Made for Connection
Several years ago, I decided to volunteer at the local hospital as a baby cuddler. It was a relatively new program, and it based its purpose off of research finding the connection between health and physical touch. The babies I specifically cuddled rarely if ever had visitors that came to hold them. These babies typically went through substance withdrawal on top of regular preemie baby struggles. The odds stacked against them.
A study at the University of British Columbia in 2017 found evidence in the DNA of children based on the amount of physical contact received during infancy. It supported the long-time theory that babies who failed to thrive needed more than proper nutrition and shelter. They needed connection. A connection that changed their very DNA. God didn’t create us to live isolated lives. We weren’t designed to bear our burdens alone.
Our whole purpose is to be in fellowship with God and with others.
Being made new in Jesus changes our very DNA—our identity. The day I decided to accept Jesus as my Savior filled me with such warmth and love I had never experienced before. I felt that acceptance I longed for most of my life. This change felt like thawing out after a long day of playing in the snow. That tingling as the warmth from the room finally reaches your icy toes. That deliciousness of the gooey grilled cheese and hot tomato soup. A feeling of love and comfort and warmth. Nothing says this better than grilled cheese and tomato soup on a cold day. It will likely remain my favorite meal for life.
When we become a new creation in Jesus, God reveals the labels that we’ve allowed to define us. He reveals the lies that we believed for too long. He kicks them down in order to build something better. Fear wasn’t created to protect us. God is supposed to be our refuge and fortress. He wants to give us an abundant life. A life that is bigger than we could ever imagine for ourselves. Which honestly, is a bit scary sometimes. But we must choose trust.

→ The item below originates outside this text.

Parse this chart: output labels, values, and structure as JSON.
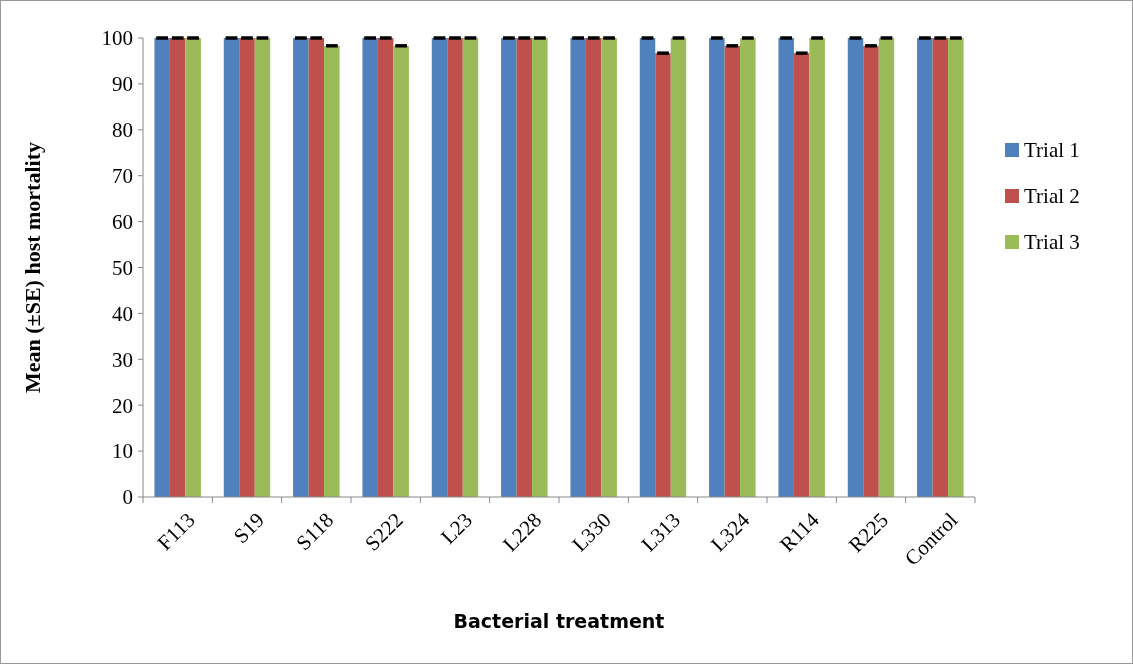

God’s faithfulness will change us to our core if we allow it. When we allow God to define us, we will hear whispers of our calling. God called me years ago to write. But it felt so foreign and scary. So far from invisible. Every opportunity I attempted to walk through that door, I let Fear intimidate and so I would retreat once again to my fear cell. I lived fully deceived, but that small whisper to write forever changed me. That whisper lit a spark, and that spark dared to dream, and that dream became a fire. A fire I couldn’t ignore and couldn’t put out.
I’ve imagined writing a book. What the cover would look like. What topic it would be on. How it would feel to be “an author”. I’ve also imagined you. You’ve lived in my mind for years. I imagined you sitting in your favorite spot and in your hands is this completed book. You’ve creased the spine not caring that that’s a complete no-no because you’re so deep into the words that God has given me to share with you. You’ve broken out your favorite highlighter or pen to make sure you capture every drop of truth from God. The picture of you got stuffed into a box of dreams that I tucked under the bed for years while I let Fear run the show.
I bought Fear’s lies. I was terrified that you would never read this book so I spent years trying to throw out the picture of you reading it. I believed that my words weren’t valuable enough. I wasn't enough. So I found evidence that supported that. I would try to write a blog, and I hyper focused on the negative comments and ignored the good. I would hide my gift and because no one knocked on my front door begging me to write the next great book, I didn’t have what they were looking for. Standing back, I see the absurdity, yet that’s what we all do when we look through the lens of Fear. It becomes the filter through which we see our life. Fear doesn’t want us to walk out our callings.